Robin: No, no, no. People in general.

Dr. Phil: Yes, dear.

Robin: We are not fighters. We choose not to fight and we don't need to fight. We truly do adore each other.

LHJ: Doesn't one of you just get sulky and stop talking sometimes?

Robin: I tried that earlier in our marriage because it worked with my father growing up -- pouting. I was the youngest girl. Very spoiled. So with my father pouting worked and he'd say, "What's wrong?" I tried that with Phillip. He didn't understand pouting. He was like, "What? Something's wrong, obviously." And I'm like, "Well, I don't want to talk about it." Finally, he said, "That's not who I am. If you'll just tell me what's bothering you then I will never do it again." And he said, "If I'm bothering you with something I want you to tell yourself, 'He's not doing that on purpose, he just didn't know that would upset me.'"

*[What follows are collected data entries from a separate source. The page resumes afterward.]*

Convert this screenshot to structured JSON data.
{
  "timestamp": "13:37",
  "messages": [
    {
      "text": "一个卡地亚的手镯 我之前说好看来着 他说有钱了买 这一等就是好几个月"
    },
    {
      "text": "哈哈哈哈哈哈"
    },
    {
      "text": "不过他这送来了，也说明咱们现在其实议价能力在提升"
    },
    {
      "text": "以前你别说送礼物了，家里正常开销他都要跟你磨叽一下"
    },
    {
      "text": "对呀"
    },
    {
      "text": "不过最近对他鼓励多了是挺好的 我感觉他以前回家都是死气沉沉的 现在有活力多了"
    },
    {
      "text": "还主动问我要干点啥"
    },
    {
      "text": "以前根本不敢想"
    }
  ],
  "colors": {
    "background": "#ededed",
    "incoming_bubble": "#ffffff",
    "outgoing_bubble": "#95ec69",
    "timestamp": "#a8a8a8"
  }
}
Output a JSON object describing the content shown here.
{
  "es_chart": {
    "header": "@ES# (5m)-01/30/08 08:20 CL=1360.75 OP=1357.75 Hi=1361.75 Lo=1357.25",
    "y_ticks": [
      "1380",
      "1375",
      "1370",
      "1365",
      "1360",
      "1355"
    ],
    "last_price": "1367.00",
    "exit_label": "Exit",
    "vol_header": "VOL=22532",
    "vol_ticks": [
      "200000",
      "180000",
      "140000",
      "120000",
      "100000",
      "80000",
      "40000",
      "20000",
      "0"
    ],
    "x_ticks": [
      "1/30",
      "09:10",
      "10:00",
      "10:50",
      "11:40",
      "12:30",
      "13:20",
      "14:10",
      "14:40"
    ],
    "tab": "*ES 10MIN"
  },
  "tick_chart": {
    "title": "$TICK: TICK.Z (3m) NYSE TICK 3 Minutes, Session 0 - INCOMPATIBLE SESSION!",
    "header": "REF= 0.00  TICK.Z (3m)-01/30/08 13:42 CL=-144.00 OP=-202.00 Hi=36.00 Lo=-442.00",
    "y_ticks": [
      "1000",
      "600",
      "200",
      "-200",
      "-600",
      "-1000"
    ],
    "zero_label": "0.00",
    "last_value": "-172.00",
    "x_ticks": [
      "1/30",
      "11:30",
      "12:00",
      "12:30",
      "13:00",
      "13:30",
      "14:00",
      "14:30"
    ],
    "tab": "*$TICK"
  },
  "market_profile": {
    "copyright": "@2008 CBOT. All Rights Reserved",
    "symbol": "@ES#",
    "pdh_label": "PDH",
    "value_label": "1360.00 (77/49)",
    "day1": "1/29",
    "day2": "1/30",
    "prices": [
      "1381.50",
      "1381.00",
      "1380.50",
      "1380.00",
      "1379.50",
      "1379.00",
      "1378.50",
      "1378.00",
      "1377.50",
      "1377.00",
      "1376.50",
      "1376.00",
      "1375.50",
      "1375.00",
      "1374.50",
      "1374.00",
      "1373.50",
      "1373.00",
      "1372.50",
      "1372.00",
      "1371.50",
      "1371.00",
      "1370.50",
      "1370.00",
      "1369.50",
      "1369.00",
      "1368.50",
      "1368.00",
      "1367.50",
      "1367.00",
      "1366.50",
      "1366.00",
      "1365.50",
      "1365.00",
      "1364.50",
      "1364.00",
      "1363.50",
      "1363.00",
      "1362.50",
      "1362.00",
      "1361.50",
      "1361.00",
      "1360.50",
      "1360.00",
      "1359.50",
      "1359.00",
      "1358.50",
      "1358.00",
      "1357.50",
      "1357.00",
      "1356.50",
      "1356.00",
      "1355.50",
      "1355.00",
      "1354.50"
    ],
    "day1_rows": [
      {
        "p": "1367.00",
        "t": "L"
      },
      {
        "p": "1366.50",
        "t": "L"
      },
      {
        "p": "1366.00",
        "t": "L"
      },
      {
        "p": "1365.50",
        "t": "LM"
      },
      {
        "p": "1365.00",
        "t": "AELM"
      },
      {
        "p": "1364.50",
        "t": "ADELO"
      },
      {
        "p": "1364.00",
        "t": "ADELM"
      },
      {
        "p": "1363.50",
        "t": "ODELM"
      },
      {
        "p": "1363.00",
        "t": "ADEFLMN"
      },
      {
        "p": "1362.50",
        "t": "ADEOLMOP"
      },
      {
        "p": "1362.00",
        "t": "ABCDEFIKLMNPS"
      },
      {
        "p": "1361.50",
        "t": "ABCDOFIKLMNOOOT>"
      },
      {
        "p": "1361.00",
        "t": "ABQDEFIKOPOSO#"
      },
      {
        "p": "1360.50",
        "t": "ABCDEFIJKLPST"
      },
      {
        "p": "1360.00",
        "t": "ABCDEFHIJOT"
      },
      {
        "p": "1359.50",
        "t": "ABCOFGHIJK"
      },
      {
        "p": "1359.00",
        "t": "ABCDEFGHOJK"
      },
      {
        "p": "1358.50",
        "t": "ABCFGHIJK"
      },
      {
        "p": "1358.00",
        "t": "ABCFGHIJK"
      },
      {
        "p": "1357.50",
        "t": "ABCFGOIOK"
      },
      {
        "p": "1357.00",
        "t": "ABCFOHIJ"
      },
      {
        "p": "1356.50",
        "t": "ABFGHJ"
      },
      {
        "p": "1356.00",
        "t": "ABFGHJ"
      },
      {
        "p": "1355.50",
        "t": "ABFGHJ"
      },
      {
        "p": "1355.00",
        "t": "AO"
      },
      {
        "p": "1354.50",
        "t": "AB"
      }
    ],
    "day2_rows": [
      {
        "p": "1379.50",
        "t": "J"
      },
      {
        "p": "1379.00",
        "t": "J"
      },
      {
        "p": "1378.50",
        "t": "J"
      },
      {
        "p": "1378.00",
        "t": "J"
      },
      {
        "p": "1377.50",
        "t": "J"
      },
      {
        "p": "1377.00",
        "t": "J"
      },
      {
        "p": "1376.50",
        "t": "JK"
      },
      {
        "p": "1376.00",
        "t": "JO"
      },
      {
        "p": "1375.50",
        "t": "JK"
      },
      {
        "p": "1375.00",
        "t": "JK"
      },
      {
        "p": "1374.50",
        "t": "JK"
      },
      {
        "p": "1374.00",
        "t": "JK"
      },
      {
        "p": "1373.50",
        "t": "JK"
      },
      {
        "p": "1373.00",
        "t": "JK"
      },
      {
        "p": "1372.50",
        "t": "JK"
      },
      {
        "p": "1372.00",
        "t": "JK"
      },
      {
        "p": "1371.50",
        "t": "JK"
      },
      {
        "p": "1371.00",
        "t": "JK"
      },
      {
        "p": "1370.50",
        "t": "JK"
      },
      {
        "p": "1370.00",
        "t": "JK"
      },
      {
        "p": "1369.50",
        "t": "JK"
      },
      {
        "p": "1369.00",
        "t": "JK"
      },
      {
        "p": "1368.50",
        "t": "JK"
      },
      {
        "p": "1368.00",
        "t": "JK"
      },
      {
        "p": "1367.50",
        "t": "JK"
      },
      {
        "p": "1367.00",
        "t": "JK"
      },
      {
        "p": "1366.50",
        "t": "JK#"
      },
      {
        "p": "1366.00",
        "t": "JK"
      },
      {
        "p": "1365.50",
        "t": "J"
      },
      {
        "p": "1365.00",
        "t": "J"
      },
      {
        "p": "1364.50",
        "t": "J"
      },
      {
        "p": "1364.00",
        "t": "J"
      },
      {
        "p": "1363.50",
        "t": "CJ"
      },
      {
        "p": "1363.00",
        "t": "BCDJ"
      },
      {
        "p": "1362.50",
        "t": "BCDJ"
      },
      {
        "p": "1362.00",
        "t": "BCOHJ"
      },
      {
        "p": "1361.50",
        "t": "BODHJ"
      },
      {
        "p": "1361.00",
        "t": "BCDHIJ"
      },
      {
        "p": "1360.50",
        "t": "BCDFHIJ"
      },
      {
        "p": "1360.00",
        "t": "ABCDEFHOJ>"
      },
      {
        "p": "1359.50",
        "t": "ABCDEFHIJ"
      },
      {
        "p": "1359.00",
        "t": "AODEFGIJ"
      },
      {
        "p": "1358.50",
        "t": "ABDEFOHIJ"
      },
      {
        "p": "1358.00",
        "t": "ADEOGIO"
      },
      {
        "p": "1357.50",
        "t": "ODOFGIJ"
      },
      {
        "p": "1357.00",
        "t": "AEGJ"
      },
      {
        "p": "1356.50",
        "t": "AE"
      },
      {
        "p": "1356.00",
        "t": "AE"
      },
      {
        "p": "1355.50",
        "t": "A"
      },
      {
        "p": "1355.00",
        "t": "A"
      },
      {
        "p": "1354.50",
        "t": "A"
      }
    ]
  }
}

Dr. Phil: Not much bothers me, frankly. But the pouting stuff -- I said, "look, let's at least be intellectually honest. Why waste six hours going through a charade?"

Robin: When we first got married we both truly wanted to be happily married. And I told him that early on. We're going to do whatever it takes to be happy and have fun. He was a very serious man when I met him. It paid for me to learn that when he's really serious it doesn't mean something's wrong.

Dr. Phil: That old saying: life's too short. It really is true. I mean, at our age, you can count how much longer we're going to be in this world in months.

Robin: In months? What?

Dr. Phil: Well, let's just say we live 30 more years. That's 360 months.

Robin: Okay. Now I'm back with you.

Dr. Phil: When it's at a point that you can count it in digits that small, you realize life is too short because eventually we're going to die.

Robin: Jeeeeez!

Dr. Phil: Well, my attitude is, I'm going to be happy between now and then. If I die tomorrow, I'm going to say boy, I was happy yesterday. It's a crummy day today if I'm dying [laughing] but I was happy yesterday.

Robin: Wow. Well, take it from us. It works to say we're going to be happily married for the rest of our lives. Divorce is not an option for us. It never has been. We had the divorce conversation early on. We needed to make it clear: We're never divorcing. And Phillip has said, you need to look me in the eye because I'm telling you I will never leave you. And I believed him. We were married maybe six months at the time. And I remember thinking, "I have been living our relationship up to this point with, well, what's going to run him off ? Is what I did today going to make him mad enough to leave?" Even if it was just spending too much money or whatever. And then I remember thinking, "oh, I don't ever have to worry if what I did was going to run him off because I know he is never leaving." That's off the table. What's on the table is being happily married. That takes a lot of pressure off.